Maintenance of your forklift should not be taken casually. Something concerning forklift performance needs to be checked out every day as you follow a weekly upkeep program.

Those who know their forklift understand that certain items may need a more extensive analysis than other items. For example, tires, hydraulic hoses, and the battery need a more focused maintenance effort.

Tires are always in contact with the floor, a roadway, or a cemented incline. So tire wear is a major issue. Make sure that the tires are rotated and that they have proper air pressure during routine maintenance. Improperly inflated tires can result in load shifts, bad turns, and accidents.

Hydraulic hoses are constantly channeling fluid and damage should be recognized early to prevent leaks that could cause worse problems.

You could say that the battery is the heart of the forklift. Its energy needs to be distributed through out the machine to assure proper operation. Make certain that the battery has water every day and provide fresh water inside it once a week. Top the battery up after charging and don’t opportunity charge it because that will reduce its life cycle.
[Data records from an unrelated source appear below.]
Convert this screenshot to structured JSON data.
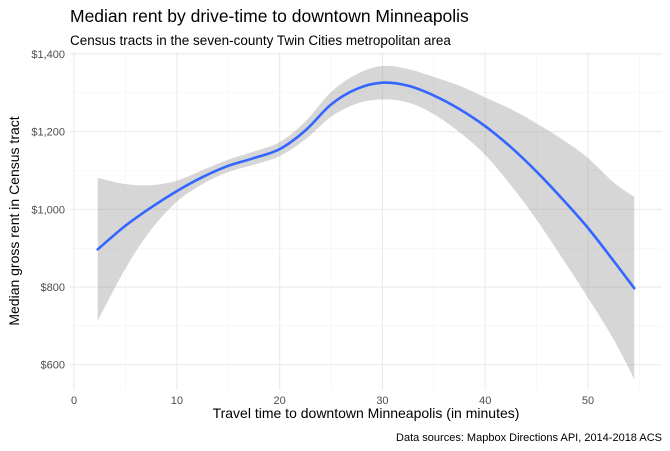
{
  "chart_data": {
    "type": "line",
    "title": "Median rent by drive-time to downtown Minneapolis",
    "subtitle": "Census tracts in the seven-county Twin Cities metropolitan area",
    "xlabel": "Travel time to downtown Minneapolis (in minutes)",
    "ylabel": "Median gross rent in Census tract",
    "caption": "Data sources: Mapbox Directions API, 2014-2018 ACS",
    "xlim": [
      -0.4,
      57.2
    ],
    "ylim": [
      535,
      1405
    ],
    "x_ticks": [
      0,
      10,
      20,
      30,
      40,
      50
    ],
    "x_tick_labels": [
      "0",
      "10",
      "20",
      "30",
      "40",
      "50"
    ],
    "y_ticks": [
      600,
      800,
      1000,
      1200,
      1400
    ],
    "y_tick_labels": [
      "$600",
      "$800",
      "$1,000",
      "$1,200",
      "$1,400"
    ],
    "grid": true,
    "colors": {
      "line": "#3366ff",
      "ribbon": "#999999",
      "grid": "#ebebeb"
    },
    "series": [
      {
        "x": [
          2.3,
          5,
          7.5,
          10,
          12.5,
          15,
          17.5,
          20,
          22.5,
          25,
          27.5,
          30,
          32.5,
          35,
          37.5,
          40,
          42.5,
          45,
          47.5,
          50,
          52.5,
          54.5
        ],
        "y": [
          897,
          958,
          1005,
          1047,
          1083,
          1112,
          1132,
          1155,
          1203,
          1270,
          1310,
          1326,
          1318,
          1293,
          1258,
          1214,
          1160,
          1097,
          1027,
          952,
          867,
          797
        ],
        "lower": [
          713,
          848,
          948,
          1020,
          1065,
          1096,
          1115,
          1137,
          1180,
          1238,
          1272,
          1283,
          1275,
          1245,
          1198,
          1140,
          1062,
          973,
          874,
          772,
          665,
          563
        ],
        "upper": [
          1081,
          1065,
          1062,
          1074,
          1101,
          1128,
          1149,
          1173,
          1226,
          1302,
          1348,
          1369,
          1361,
          1341,
          1318,
          1288,
          1258,
          1221,
          1180,
          1132,
          1069,
          1032
        ]
      }
    ]
  }
}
Your daily maintenance routine should include a check of the fan and alternator belts, engine and hydraulic oil, radiator and battery water, brake fluids, and tires and don’t ignore the safety equipment –- seat belts, mirrors, turn and back-up signals, horns, rating plate, and the battery emergency disconnect. Loose belts can lead to engine overheating or poor alternator performance and broken belts cause down time. Check all pivot points and lubricate if needed. Pivot areas carry the machine’s counterbalance and can grind down into metal filings if not kept lubricated. Pay attention to strange noises that occur as you operate the lift and troubleshoot them as soon as possible.

Inspect dashboard gauges and lights to ensure that you are getting proper readings of critical lift functions.

Regularly check and lubricate wheel bearings and check brakes at recommended intervals. If wheel bearings have external grease fittings, check for free play first before greasing. Wheels without external grease fittings should be removed, inspected and repacked with grease at recommended intervals.

Check to see that the forks of the lift are straight and if they are not, replace them. The forks keep loads stable. If they are damaged and no one notices, then you have an accident just waiting to happen.

Keep the radiator and transmission cooler clean. The engine fan can suck all sorts of dust and debris off the floor that can get stuck in the radiator and cause the engine to overheat and hydraulic oils to breakdown too fast. So use compressed air to blow away debris from the radiator and transmission cooler at least once weekly.

Unlicensed and untrained workers should not operate a forklift. If they do, safety of others and the condition of the lift can be adversely affected. Not only will unlicensed and untrained operators offer a safety problem, they will not know how to properly perform a maintenance check enhancing the chance that problems can arise.